轩寒笙有令,任何人不得插手帮忙王蕤意,神殿毁坏的东西全留给她一人清理。
以为这样就能吓到王蕤意吗?鸡毛蒜皮的小事而已。
麻烦的是她不知道该把这堆东西扔到哪儿去。
才来天宫不到一天,只知晓这神殿,没人领着她到处转转熟悉环境。
脚是江湖嘴是路,她出去问路总行吧,不信活人还能被这么件破事儿憋死。
天宫圣洁辉煌,大气奢华,处处皆是白壁玉砖,亮得能晃出人的倒影。
美则美矣,空旷了些。
王蕤意几乎没碰上什么人,连巡逻的天将都不见踪影。
穿过好几座影壁接长廊,她终于瞥见一个仙女的衣角,赶紧飞上前搭话。
“恕民女冒昧,请仙女见谅。
我刚来这天宫当差,奉命扔弃一堆废物,请问不要的东西按理该扔哪儿呢?”
她拦下的是一位金发褐眼的仙女,美得动人心魄。
突然被她拦下,仙女脸上并无不耐烦之色。
她温声和气地告诉王蕤意:“我是神凰桐之荷,初次见面,幸会幸会。”
原来是更厉害的神女,不是仙女。
她这么温柔可意地招呼自己,王蕤意有些受宠若惊,忙不迭回话:
“恕我有眼无珠,唐突了神女。我叫王蕤意,请神女多多包涵。”
“我知道,你飞升那天我也在场,真是前无古人的壮举。”
她真诚地赞扬着王蕤意,惹得王蕤意面颊绯红,“神女过誉了,我们只是侥幸而已。”
桐之荷劝她不必拘礼,“叫我之荷就好。”还提出和王蕤意同去看看是什么情况。
王蕤意直觉她是一位人美心善的好神女,有着天然的亲和力。
得到桐之荷的帮助,她再三言谢。
暗处的天将见桐之荷和王蕤意一同进了神殿,赶紧过来告诉神女关于帝神的吩咐,劝她避嫌,别忤逆帝神。

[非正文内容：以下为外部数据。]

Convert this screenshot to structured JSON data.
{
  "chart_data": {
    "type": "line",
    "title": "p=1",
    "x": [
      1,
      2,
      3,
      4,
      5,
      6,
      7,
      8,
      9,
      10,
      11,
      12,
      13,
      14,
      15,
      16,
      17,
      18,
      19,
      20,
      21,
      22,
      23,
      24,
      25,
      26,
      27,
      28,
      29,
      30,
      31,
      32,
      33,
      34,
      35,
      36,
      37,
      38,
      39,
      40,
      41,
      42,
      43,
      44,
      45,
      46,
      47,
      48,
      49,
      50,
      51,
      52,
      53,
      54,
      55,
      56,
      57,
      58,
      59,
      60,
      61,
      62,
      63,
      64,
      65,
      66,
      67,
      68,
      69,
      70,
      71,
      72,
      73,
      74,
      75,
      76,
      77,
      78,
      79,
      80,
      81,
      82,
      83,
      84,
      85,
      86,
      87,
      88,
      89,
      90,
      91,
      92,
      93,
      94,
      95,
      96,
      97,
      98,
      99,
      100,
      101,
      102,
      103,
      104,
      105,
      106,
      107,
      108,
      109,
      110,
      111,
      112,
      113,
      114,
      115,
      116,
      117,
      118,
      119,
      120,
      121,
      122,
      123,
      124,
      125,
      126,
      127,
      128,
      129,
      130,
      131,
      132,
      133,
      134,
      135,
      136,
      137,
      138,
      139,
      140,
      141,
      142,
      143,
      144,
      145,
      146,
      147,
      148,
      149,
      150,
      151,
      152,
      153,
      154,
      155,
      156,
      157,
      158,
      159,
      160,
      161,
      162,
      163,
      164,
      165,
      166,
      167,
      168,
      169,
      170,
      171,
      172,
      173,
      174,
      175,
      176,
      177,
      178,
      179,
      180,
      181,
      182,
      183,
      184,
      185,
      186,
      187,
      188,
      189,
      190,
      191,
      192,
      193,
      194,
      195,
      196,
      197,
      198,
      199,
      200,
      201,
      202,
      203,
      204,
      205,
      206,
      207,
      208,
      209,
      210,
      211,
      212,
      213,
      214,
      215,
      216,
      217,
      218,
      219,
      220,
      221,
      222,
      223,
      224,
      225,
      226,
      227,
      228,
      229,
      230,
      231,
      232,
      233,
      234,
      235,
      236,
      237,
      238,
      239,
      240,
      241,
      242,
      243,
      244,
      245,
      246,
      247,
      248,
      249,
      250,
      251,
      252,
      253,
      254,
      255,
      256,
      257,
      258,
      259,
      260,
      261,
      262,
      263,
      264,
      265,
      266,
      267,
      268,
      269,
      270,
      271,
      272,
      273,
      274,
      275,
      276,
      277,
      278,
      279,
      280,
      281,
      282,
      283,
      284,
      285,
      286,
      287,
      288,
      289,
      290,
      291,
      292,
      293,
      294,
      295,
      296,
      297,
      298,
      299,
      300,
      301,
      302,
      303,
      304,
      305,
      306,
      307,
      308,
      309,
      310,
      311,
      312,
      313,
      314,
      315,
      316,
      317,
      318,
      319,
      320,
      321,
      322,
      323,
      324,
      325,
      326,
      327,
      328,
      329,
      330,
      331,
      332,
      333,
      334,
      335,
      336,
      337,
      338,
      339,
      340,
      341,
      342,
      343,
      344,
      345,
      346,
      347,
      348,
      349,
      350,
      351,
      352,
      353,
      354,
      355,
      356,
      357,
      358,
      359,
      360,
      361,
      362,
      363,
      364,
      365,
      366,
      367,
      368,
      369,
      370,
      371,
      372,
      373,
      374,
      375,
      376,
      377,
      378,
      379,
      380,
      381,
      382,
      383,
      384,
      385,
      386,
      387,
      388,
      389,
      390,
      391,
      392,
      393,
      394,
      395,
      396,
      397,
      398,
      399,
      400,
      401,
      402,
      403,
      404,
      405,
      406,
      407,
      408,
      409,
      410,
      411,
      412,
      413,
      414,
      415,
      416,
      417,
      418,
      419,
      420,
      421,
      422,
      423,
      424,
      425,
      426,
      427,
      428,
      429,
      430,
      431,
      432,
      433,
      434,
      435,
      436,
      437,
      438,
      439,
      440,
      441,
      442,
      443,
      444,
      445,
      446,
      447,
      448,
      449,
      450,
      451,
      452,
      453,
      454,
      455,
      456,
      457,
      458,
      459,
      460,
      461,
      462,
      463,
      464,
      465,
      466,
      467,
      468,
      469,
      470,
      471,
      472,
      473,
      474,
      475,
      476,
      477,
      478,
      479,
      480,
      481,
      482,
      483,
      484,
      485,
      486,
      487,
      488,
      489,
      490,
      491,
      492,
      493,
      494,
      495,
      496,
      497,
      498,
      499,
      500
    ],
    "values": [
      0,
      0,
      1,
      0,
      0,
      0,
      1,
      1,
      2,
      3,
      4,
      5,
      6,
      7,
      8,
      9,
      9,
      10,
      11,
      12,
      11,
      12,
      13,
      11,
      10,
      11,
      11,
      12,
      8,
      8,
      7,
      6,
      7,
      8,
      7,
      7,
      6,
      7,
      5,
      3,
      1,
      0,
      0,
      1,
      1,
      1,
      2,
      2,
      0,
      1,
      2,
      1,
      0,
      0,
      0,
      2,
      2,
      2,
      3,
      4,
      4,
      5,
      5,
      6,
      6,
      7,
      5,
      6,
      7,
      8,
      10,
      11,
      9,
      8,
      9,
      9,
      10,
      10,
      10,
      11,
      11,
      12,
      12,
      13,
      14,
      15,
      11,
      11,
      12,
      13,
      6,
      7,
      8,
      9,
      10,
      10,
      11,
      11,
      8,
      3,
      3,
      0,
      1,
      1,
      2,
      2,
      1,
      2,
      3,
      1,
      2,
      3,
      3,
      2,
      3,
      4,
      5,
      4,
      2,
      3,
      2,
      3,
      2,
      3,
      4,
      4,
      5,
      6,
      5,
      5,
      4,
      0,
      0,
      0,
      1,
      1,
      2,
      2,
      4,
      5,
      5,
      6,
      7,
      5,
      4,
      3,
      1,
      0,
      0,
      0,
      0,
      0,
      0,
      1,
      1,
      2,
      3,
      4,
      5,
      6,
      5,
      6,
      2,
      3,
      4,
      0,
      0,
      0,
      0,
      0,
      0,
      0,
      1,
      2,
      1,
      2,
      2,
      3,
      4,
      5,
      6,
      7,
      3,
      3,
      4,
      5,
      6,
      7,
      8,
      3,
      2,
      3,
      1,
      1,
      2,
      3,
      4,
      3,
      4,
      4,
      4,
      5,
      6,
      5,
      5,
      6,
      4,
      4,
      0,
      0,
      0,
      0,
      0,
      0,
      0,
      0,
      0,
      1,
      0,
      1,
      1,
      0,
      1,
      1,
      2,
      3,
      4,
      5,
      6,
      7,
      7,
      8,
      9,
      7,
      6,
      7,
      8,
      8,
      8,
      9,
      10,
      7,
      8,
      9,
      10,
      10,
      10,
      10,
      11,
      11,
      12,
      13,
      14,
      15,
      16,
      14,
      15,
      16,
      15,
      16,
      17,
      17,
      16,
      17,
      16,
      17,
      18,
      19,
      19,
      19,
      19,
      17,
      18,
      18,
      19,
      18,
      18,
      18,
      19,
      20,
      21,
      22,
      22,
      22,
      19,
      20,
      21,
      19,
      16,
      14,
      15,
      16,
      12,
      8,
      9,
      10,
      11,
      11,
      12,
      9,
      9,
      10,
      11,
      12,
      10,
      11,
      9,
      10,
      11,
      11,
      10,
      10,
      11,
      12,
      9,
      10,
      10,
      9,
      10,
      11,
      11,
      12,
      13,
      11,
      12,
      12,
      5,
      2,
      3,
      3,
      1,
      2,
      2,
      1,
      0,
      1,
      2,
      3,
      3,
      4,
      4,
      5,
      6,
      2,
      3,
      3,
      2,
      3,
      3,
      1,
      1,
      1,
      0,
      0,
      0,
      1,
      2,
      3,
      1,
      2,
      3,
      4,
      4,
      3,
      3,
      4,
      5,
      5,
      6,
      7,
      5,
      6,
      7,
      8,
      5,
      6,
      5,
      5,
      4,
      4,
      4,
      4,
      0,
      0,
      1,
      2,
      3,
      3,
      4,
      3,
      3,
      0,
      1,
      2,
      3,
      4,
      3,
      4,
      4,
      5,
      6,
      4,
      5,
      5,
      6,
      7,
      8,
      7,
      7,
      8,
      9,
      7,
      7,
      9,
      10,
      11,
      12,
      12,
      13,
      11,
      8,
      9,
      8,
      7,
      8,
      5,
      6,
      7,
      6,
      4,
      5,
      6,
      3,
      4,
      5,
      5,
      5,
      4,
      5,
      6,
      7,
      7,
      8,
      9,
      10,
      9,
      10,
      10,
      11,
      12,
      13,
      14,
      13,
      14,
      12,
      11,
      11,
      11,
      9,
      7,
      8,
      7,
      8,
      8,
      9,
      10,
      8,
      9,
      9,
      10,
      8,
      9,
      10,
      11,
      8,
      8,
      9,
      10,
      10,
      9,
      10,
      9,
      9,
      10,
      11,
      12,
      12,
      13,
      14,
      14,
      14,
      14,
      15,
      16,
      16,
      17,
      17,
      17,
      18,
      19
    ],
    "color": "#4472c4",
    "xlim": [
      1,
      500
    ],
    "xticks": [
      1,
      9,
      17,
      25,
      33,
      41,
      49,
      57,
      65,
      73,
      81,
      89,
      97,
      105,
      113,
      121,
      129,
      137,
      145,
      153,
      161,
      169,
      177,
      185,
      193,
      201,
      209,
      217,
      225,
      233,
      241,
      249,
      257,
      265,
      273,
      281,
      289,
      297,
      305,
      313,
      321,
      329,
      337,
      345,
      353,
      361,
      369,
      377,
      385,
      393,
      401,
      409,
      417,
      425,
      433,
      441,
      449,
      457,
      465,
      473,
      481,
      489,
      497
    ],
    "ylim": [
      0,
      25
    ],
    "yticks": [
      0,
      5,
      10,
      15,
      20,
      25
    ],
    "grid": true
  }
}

桐之荷没有慌张,温和回道:“我只是替王蕤意指路,并无帮衬之意,你们大可放心。”
她说到做到,全程只给王蕤意指方向引路,没有帮忙搬举破损的御桌书架等。
搬搬抬抬对王蕤意来说算不得什么大不了的事。
发力时辅之仙灵,再重的东西搬起来也轻轻松松。
何况她曾在元空未央里举过一条龙,那才叫真的重。
搬完东西再清扫大殿,忙完后她出了些薄汗。
桐之荷见她穿的仍是凡间的寻常衣物,心生不忍,提议王蕤意去她房里带走几套闲置的仙裙,都是崭新的,穿几乎没穿过。
王蕤意感谢她的善举,欣然同行。
桐之荷的寝殿宽阔大气,布置得美轮美奂,摆放的全是四海八荒罕见的珍品。
这么宽敞的寝殿并没摆放衣柜。
桐之荷带着她继续往里走,赫然又是一间屋子,悬挂满了各式各样的仙裙,看得王蕤意目瞪口呆。
她猜想桐之荷应该是帝神极其重要的女人,才有这么好的待遇,尊贵斐然,不是神女那么简单。
王蕤意谨慎起来,行事愈发有礼,心想自己千万不能得罪桐之荷,指不定她就是未来的神后。
桐之荷的仙裙华丽又高雅,非寻常仙衣可比。
王蕤意看花了眼,一件都不敢挑。
她从凡间混过来的,自然懂讲究秩序的地方同样讲究衣服的制式和等级。
现在她被罚为婢女,哪儿有资格穿这么华贵的衣服?
她还是继续穿她凡间的那两套衣裙就好,虽比不起仙衣轻柔靓丽,好歹用料和做工都不错,她穿着很舒服。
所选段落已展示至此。